Benzodiazepines (pronounced ben-zoh-die-AZ-a-peens) are depressant drugs. Some people use benzodiazepines illegally to get high or to help with the ‘come down’ effects of stimulants such as amphetamines or cocaine.

Types of benzodiazepines

Benzodiazepines, also known as minor tranquilizers, are most commonly prescribed by doctors to relieve stress and anxiety and to help people sleep. There are three types of benzodiazepines: long, intermediate and short acting. 

Short-acting benzodiazepines have stronger withdrawal or ‘come down’ effects and can be more addictive than long-acting ones. Some common generic names for  benzodiazepines are; diazepam, oxazepam, nitrazepam, temazepam, alprazolam.

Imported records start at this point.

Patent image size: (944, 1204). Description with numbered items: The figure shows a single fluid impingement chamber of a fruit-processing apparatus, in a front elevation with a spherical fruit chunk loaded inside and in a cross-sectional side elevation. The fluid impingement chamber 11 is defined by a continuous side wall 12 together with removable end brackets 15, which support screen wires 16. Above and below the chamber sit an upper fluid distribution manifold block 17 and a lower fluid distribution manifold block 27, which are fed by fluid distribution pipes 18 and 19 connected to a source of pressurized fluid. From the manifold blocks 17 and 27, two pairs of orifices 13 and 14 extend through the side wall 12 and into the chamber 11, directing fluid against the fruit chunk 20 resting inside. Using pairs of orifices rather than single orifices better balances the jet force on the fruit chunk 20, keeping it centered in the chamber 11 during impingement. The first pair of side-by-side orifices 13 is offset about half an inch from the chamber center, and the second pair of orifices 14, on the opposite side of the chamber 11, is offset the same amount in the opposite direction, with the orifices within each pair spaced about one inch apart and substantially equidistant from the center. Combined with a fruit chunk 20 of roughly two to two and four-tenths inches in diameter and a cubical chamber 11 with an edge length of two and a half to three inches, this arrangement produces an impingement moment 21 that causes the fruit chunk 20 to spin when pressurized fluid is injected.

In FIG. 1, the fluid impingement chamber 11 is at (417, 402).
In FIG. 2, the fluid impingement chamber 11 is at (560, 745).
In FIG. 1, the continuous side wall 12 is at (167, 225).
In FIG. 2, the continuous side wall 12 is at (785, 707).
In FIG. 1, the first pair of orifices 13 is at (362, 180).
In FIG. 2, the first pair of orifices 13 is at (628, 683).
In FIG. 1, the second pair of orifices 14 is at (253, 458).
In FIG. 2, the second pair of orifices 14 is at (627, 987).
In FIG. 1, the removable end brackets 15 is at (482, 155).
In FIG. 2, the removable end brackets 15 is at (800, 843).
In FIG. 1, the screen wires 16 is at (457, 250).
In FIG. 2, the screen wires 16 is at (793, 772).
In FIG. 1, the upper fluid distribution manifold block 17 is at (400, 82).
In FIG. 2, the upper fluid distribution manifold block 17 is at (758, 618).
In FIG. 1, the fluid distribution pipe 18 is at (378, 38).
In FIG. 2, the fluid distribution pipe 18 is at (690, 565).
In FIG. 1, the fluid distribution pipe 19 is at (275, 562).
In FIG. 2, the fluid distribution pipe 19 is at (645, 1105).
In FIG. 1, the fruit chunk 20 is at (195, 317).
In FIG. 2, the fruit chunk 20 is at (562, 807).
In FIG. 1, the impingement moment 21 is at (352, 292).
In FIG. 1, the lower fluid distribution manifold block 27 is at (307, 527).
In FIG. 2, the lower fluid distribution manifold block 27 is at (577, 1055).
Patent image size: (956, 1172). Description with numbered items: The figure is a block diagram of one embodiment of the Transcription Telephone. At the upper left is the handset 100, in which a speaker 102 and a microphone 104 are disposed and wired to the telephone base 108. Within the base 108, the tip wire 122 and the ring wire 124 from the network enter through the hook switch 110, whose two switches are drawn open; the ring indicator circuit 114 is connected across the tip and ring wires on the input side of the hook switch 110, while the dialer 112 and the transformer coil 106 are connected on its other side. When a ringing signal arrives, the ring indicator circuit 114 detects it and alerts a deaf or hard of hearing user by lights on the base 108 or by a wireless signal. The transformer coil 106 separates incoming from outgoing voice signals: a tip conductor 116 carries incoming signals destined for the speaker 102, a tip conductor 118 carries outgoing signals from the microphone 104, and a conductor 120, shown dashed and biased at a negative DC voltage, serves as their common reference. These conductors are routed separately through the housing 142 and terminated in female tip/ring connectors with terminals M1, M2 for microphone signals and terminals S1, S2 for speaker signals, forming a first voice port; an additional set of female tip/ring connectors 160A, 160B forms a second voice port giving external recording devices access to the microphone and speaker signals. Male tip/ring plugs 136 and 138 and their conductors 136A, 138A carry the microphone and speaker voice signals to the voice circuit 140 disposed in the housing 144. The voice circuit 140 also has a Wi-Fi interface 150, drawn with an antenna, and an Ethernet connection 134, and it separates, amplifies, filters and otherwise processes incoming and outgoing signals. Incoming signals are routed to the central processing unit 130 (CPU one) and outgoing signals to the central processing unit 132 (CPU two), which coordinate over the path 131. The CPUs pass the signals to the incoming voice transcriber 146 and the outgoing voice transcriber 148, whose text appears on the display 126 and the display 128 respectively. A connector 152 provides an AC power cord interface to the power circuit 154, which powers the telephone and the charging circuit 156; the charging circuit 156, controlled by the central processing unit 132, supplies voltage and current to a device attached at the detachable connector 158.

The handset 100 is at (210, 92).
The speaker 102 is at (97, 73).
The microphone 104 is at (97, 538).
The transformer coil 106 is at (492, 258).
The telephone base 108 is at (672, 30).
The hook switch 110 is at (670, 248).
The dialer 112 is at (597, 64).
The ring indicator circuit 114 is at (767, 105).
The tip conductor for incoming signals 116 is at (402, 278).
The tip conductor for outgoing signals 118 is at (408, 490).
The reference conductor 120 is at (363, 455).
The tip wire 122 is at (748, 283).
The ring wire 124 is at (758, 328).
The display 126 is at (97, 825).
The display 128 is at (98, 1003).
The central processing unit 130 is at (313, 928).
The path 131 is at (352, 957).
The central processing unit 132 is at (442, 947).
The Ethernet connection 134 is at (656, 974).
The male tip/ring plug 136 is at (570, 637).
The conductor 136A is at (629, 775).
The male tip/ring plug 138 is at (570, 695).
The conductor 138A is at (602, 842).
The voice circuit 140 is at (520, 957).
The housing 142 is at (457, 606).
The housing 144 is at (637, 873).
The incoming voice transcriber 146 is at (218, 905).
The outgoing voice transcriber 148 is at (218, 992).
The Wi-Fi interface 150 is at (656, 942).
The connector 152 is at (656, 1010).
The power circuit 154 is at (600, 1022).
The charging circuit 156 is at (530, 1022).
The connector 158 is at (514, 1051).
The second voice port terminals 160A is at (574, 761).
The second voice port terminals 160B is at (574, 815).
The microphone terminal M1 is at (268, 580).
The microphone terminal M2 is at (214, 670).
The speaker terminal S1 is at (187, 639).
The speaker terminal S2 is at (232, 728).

Slang names Benzos, tranx, sleepers, downers, pills, xannies, serras (Serepax®), moggies (Mogadon®), normies (Normison®)


How are they used?

Benzodiazepines are usually swallowed. Some people may inject them.

Visible signs of potential benzodiazepines use:

  • Depression

  • Confusion

  • Feelings of isolation or euphoria

  • Impaired thinking and memory loss

  • Headache

  • Drowsiness, sleepiness and fatigue

  • Dry mouth

  • Over-sedation or sleep

  • Jitteriness and excitability

  • Mood swings and aggression

  • Slow, shallow breathing

  • Unconsciousness or coma

  • Slurred speech or stuttering

  • Double or blurred vision

  • Impaired coordination, dizziness and tremors

  • Nausea and loss of appetite

  • Diarrhoea or constipation

Please note the effects listed in this information do not automatically indicate that a person is under the influence of illicit drugs. This is only a guide to the possibility.